Dubey was promoted lieutenant on 30 April 1932, and was appointed battalion quartermaster on 1 June 1936. He was promoted captain on 1 August 1938, and in April 1939 qualified as a second-class interpreter in Urdu. On 26 March 1940, he was appointed battalion adjutant. In 1941, now an acting major, Dubey was selected to attend the 4th War Course at the Staff College, Quetta, which ran from 21 July to 13 December 1941; among his fellow students was Squadron Leader Subroto Mukerjee.

==Post-war and post-Independence==
Dubey was promoted substantive major (temporary lieutenant-colonel) on 30 January 1947. As the 1st Punjab was assigned to the new Pakistan Army following Independence and partition, Dubey was transferred to the Dogra Regiment.
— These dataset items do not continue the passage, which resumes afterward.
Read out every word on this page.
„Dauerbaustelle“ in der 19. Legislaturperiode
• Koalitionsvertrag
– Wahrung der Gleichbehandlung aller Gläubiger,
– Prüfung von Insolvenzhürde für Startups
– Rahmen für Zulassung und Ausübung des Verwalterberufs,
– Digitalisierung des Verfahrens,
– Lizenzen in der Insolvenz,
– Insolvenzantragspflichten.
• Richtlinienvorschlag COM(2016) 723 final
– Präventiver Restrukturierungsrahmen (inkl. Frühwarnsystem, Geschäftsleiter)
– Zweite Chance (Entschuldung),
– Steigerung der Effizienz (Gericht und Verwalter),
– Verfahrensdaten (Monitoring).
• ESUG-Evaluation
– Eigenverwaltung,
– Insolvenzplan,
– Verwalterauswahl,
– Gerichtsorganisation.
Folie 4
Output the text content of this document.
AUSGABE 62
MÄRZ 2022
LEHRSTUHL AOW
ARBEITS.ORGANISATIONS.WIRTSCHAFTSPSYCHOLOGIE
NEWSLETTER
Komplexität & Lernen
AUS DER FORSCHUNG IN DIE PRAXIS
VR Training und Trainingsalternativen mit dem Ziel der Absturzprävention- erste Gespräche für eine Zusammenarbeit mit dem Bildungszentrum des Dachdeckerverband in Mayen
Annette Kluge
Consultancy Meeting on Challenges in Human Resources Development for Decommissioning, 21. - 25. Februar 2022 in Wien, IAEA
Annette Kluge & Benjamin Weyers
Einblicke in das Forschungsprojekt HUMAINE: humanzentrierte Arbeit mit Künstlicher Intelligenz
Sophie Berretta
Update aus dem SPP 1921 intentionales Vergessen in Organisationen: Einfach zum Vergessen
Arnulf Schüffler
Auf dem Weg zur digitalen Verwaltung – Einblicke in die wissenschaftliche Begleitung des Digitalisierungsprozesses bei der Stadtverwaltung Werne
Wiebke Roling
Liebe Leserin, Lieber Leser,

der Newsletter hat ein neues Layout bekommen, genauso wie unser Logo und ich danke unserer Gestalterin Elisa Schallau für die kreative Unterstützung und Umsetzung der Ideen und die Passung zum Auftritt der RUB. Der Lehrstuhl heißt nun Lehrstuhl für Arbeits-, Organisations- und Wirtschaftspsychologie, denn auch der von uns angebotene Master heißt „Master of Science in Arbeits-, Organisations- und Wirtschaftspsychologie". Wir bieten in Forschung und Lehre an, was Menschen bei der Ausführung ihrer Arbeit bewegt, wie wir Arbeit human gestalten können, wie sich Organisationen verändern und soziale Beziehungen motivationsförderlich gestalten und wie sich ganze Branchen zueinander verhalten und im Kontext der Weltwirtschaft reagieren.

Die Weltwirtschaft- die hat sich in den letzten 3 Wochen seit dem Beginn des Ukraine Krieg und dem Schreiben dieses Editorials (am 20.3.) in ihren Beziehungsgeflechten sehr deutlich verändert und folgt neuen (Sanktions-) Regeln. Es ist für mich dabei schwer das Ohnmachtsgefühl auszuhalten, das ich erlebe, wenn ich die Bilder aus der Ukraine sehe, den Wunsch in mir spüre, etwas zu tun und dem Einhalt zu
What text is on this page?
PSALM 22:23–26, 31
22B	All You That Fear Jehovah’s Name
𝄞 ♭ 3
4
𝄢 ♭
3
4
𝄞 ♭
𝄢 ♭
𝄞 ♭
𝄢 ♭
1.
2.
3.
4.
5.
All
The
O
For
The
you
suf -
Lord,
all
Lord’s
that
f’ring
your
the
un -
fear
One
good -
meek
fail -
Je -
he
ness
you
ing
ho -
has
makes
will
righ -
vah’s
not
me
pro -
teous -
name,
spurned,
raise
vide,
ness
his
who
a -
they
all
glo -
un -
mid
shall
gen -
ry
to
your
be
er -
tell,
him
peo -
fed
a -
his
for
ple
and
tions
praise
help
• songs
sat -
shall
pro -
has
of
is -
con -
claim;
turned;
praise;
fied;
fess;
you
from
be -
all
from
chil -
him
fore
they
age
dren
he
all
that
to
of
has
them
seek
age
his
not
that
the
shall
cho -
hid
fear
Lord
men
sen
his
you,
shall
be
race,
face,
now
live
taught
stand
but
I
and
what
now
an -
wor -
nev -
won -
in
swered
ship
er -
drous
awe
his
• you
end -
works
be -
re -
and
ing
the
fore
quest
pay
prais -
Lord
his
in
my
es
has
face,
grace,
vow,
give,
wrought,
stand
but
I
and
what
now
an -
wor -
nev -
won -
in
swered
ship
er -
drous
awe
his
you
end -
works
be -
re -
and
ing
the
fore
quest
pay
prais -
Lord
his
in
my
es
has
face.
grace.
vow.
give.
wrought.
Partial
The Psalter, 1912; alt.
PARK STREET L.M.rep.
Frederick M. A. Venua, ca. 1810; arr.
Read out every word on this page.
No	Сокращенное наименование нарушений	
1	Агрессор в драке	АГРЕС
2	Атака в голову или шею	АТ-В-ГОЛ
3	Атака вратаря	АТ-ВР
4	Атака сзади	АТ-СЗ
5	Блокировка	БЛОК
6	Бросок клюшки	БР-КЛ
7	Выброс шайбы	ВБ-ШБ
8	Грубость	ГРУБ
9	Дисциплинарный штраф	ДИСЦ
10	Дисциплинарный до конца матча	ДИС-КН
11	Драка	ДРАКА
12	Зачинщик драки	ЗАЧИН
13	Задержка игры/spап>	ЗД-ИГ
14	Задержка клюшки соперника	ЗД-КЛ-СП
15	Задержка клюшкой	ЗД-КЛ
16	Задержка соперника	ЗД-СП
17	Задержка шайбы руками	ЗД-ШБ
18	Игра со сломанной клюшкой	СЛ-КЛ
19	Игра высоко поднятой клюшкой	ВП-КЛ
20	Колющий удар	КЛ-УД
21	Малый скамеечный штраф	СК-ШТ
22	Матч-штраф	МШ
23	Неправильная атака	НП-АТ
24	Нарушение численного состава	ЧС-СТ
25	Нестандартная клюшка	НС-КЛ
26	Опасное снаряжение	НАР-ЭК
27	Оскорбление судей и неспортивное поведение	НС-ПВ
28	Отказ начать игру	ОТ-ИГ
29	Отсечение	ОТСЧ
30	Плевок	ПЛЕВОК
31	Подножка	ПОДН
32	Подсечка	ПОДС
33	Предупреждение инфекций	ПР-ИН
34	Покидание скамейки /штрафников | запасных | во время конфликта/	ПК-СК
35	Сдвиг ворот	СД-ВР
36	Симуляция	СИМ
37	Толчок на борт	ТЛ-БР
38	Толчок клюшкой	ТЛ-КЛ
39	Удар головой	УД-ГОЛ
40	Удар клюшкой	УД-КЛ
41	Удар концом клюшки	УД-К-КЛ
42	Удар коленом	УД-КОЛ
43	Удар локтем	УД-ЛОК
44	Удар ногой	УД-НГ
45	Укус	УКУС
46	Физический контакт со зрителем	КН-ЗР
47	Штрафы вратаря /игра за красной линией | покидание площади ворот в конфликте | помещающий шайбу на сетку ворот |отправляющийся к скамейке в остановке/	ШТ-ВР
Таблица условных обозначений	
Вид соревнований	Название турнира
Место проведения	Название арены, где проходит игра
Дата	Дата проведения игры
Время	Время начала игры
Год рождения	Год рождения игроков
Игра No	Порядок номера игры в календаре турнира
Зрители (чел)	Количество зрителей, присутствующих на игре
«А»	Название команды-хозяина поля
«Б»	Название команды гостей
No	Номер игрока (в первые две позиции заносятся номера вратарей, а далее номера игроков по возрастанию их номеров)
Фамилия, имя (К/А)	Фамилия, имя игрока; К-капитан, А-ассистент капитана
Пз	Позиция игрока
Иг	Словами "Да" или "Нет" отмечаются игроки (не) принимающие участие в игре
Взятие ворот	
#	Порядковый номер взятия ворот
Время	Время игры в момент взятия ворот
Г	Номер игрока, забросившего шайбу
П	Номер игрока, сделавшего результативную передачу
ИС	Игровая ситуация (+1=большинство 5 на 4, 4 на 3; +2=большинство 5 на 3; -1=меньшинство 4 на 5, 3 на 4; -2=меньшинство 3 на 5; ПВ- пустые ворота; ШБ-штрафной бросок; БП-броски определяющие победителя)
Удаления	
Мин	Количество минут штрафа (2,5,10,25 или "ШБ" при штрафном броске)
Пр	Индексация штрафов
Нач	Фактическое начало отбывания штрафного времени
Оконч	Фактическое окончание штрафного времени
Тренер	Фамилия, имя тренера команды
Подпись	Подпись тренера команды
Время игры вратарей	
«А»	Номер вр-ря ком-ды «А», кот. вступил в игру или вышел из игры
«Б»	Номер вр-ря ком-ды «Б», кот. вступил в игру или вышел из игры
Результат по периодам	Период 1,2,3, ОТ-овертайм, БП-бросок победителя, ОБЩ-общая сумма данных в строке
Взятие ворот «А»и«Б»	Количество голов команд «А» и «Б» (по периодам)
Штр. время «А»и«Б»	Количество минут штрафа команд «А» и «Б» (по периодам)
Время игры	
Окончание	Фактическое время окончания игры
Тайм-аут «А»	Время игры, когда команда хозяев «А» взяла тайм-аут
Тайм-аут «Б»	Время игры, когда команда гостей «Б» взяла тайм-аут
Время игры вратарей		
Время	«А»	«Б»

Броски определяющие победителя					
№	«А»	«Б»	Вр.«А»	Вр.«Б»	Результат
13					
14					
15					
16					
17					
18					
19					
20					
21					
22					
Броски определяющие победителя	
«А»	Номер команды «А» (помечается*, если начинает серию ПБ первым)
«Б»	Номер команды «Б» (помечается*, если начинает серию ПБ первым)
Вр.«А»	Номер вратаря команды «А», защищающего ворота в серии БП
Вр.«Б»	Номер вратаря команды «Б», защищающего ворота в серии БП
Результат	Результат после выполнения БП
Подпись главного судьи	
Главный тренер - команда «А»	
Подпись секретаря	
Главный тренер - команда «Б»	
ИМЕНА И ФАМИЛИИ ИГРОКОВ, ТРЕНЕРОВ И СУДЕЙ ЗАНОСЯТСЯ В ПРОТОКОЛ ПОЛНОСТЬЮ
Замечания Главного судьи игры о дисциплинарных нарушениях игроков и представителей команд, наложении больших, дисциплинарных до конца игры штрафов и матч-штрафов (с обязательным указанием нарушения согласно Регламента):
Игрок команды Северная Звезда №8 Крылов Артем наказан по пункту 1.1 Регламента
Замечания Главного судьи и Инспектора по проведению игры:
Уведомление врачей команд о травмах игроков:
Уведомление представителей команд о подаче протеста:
During the Indo-Pakistani War of 1947–1948, he commanded the regiment's second battalion in the Kashmir Valley, notably at the battle of Uri for which the unit received battle and theatre honours. On 17 December 1949, he was appointed GOC, Rajasthan Union States Forces, with the local rank of major-general. He was promoted substantive colonel on 1 January 1950 and to substantive brigadier on 30 January 1951. Relinquishing his local rank of major-general on 19 May 1951, he was given command of the 5th Infantry Brigade on 1 September.

On 7 October 1952, Dubey was appointed officiating GOC, Bombay Area, with the acting rank of major-general, and was assigned to command the 25th Infantry Division on 31 October 1953. He was promoted substantive major-general on 30 January 1955, and was appointed GOC Delhi Area on 25 July. As GOC Delhi Area, Dubey was principal organiser of the annual Army Day and Republic Day Parades, also staging the Western Command's torchlight tattoo in 1958. On 15 March 1959, he took charge in his final appointment as GOC, U.P. Area, serving in this capacity until his retirement from the Army on 1 June 1960.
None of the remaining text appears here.